As loophole allows end to some Saturday USPS deliveries, magazines explore alternate options

American publishers are scrambling to establish alternate delivery options with the US Postal Service expected to halt Saturday magazine deliveries, beginning in August. Congress’ vote last Thursday for the organization to continue six-day service left latitude to scale down Saturday operations to exclude first-class mail, direct mail and magazines.

by WAN-IFRA Staff | March 27, 2013

This change will mean a major shift for many publications: Some have a “very definite strategy to reach people on the weekend” for a lean-back experience, as The Week’s president Steven Kotok explained to Ad Age.

Indeed, about 30 percent of National Newspaper Association members have Saturday-specific editions, so the group has fought previous propositions to end Saturday delivery, according to MediaPost.

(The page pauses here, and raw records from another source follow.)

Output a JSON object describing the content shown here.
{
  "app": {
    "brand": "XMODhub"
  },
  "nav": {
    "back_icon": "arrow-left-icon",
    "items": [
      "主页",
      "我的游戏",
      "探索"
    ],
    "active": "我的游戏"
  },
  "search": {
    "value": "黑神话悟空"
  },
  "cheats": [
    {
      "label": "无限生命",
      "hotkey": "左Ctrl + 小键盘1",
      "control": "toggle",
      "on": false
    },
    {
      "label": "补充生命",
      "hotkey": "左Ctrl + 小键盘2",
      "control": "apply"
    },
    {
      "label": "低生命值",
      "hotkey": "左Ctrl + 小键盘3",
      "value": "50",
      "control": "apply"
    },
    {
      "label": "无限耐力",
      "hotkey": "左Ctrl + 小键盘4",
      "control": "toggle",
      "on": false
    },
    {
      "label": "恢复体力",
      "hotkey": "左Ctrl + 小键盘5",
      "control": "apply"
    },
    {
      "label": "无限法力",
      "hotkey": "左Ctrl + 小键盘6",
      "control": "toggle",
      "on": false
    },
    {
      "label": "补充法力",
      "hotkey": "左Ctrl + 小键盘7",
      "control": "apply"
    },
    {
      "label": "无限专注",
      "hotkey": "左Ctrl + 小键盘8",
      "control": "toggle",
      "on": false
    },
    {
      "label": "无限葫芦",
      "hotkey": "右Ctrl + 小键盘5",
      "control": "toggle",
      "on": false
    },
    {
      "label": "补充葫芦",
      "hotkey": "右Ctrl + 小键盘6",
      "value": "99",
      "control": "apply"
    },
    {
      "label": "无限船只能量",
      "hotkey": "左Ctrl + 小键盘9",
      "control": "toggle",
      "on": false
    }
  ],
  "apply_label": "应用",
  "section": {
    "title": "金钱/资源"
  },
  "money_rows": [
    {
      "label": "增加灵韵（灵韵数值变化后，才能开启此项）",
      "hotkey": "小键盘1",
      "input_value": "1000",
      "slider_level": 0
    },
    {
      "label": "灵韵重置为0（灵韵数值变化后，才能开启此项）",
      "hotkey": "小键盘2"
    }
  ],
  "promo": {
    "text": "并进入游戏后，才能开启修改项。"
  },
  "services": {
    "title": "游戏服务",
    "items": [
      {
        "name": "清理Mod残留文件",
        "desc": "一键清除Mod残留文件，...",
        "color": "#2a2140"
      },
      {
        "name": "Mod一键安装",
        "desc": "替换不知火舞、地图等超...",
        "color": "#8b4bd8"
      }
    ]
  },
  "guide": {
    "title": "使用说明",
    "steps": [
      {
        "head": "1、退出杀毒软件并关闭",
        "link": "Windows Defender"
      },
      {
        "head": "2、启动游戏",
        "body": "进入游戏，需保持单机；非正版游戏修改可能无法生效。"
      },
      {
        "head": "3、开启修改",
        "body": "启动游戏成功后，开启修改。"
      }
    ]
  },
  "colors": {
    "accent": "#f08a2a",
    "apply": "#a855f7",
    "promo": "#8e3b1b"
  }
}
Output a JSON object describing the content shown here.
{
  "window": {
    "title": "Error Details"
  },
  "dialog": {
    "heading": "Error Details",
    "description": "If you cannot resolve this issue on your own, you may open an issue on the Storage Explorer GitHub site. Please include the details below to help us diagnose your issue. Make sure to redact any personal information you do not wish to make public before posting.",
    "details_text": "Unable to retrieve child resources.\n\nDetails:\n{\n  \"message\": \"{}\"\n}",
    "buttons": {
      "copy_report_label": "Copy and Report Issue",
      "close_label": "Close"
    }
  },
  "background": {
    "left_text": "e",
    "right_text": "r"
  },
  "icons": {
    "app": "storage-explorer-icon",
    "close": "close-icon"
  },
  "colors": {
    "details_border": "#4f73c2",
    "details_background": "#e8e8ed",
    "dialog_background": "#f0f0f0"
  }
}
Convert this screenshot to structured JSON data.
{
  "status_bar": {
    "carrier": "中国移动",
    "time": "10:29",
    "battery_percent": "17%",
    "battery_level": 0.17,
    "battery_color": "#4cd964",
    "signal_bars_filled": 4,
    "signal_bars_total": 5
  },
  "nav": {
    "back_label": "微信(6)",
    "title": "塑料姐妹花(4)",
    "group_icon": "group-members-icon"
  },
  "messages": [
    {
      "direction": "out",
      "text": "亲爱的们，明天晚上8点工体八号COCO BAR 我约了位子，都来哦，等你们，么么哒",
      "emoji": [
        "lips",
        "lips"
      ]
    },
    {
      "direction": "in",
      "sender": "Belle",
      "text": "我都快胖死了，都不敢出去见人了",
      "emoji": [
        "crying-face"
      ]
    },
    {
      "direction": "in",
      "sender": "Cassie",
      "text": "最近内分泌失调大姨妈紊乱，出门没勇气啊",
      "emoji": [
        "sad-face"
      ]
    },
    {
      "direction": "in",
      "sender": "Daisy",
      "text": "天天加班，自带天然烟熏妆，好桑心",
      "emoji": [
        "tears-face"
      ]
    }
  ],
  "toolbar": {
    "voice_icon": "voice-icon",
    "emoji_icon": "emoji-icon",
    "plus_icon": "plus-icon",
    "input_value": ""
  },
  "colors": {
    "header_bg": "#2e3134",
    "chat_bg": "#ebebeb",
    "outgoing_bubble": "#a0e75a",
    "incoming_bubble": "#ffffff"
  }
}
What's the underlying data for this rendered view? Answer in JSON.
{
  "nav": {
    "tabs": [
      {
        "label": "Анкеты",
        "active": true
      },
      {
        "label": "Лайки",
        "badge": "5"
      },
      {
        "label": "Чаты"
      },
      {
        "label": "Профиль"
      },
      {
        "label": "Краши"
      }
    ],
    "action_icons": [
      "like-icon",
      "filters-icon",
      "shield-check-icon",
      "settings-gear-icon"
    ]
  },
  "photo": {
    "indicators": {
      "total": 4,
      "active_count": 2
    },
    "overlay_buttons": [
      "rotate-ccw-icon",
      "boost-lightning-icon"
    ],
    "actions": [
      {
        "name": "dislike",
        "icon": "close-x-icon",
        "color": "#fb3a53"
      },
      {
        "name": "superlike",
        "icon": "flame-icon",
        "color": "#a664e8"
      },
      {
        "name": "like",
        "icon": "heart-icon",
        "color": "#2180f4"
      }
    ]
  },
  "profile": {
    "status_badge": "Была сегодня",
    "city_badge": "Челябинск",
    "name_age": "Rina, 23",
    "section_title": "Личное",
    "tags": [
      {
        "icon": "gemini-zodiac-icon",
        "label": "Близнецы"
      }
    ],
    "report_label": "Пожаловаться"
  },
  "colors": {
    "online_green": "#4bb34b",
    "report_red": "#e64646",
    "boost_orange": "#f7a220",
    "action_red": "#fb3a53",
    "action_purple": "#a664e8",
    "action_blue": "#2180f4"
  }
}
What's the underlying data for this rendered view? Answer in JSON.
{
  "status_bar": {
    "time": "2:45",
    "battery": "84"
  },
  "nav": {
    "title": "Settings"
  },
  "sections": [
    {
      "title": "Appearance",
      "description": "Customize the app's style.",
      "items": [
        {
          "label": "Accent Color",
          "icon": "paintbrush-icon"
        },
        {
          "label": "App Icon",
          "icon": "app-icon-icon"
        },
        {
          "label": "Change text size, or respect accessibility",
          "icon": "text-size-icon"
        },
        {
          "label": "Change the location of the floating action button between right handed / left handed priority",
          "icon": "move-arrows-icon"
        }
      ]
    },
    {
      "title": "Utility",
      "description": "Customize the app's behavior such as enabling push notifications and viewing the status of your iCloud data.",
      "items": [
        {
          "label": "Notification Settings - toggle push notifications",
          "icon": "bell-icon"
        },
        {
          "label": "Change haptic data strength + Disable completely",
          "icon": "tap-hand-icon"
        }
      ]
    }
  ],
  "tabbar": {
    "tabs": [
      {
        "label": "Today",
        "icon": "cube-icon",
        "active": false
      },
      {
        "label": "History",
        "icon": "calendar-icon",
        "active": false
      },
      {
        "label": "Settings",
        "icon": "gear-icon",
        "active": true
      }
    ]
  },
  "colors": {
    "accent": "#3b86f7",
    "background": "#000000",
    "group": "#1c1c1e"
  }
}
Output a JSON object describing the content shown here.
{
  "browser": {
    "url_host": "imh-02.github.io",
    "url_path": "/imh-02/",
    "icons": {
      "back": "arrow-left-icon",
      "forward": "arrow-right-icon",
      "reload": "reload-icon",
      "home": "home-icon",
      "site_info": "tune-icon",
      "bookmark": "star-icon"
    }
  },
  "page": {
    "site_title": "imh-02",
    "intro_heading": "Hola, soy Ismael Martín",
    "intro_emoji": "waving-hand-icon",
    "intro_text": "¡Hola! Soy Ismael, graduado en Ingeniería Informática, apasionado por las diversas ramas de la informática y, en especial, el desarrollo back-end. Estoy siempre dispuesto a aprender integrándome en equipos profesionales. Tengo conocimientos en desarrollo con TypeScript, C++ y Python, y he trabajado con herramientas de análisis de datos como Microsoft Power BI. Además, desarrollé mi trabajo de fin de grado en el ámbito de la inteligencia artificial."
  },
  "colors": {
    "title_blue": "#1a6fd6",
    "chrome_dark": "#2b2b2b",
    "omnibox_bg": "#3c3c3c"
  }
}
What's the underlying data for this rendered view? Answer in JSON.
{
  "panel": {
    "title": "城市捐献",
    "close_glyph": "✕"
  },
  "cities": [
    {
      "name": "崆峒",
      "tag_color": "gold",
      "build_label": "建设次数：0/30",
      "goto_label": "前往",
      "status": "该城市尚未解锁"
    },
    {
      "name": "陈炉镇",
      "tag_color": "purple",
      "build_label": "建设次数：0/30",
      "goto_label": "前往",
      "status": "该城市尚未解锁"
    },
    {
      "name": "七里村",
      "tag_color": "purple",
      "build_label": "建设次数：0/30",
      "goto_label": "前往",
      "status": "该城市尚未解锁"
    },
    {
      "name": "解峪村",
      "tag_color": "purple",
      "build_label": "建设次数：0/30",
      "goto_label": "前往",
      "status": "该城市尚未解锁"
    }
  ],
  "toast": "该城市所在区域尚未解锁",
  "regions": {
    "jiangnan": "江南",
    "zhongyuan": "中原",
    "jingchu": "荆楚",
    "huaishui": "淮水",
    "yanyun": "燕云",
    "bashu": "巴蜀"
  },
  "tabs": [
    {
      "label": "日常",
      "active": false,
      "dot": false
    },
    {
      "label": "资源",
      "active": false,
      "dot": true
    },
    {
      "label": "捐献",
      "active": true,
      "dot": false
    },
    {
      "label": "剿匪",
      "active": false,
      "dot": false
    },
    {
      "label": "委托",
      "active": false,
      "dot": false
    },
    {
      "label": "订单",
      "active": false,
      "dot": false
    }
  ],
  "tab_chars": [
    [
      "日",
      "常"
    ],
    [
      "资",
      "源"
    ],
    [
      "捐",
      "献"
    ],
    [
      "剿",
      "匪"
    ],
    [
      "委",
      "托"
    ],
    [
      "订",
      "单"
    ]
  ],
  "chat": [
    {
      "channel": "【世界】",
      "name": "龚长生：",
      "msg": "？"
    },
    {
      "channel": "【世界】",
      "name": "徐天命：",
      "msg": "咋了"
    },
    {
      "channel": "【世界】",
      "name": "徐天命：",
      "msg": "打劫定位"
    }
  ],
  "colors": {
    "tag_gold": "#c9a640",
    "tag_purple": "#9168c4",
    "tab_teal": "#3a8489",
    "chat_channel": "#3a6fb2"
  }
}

The Economist Group’s Managing Editor Paul Rossi noted a direct correlation between maintaining subscribers and timely delivery. About 60 percent of subscribers receive The Economist by Saturday, he told Ad Age.

In light of the announcement, Bloomberg Businessweek is expanding its non-postal delivery system into 15 new markets beginning in July, Poynter reported this week. The USPS alternative, launched in 2010 as a partnership with Gannett’s newspaper delivery service, now accounts for a quarter of Businessweek deliveries, said Bernie Schraml, department head of manufacturing. Those who subscribe both to Businessweek and a Gannett newspaper will receive a polybag-bound bundle on their porches, and Businessweek-only subscribers will find the magazine on their doorsteps.

“We’re a newsweekly,” Schraml told Ad Age. “The news is fresh, and we want to get it to subscribers as soon as we can.”

Publishers such as Michigan’s Cadillac News Chris Huckle are considering private delivery options, and while these options may be cheaper than USPS, he noted that they’re generally a hassle. Some subscribers aren’t happy with alternate options, as Rossi learned after trying newspaper delivery on 25,000 Virginian Economist subscribers last year.

“It gets treated like a newspaper, thrown on the lawn because you don’t have access to the mailbox,” he told Ad Age. “You’re subject to sprinkler systems and urinating dogs. You’re really down to the skill and efficiency of the individual delivery person.”

The obvious solution, mailing publications earlier in the week, isn’t so simple. Doing so would not only change production schedules but also coverage. Kotok said The Week currently reaches 90 percent of subscribers by Saturday, and in order to ensure Friday delivery the magazine would close on Tuesday nights — leading to less comprehensive and up-to-date coverage. The alternative, shifting delivery to Monday, would eliminate the weekly capstone experience the magazine currently offers, Poynter reported.

TIME become a dedicated weekend read four years ago, according to Ad Age. While TIME subscribers can access issues before Friday or Saturday delivery via the publication’s website and apps, a spokesperson told Poynter the magazine is making preparations to ensure continued “timely delivery.”

“If the postal schedule changes, we will explore all options to maintain pre-weekend delivery,” a TIME staffer told Ad Age.

Ad Age reported that some weekly magazines such as Sports Illustrated and Newsweek will likely be unaffected by the change, as they are generally delivered during the week. Other publications including Star and OK seem unconcerned about the end to Saturday mail: Dave Leckey, executive vice president for consumer marketing of American Media, said the production schedules of these magazines include enough “excess time” to shift to earlier mailing without affecting many of their subscribers, about half of which receive their magazines on Saturday.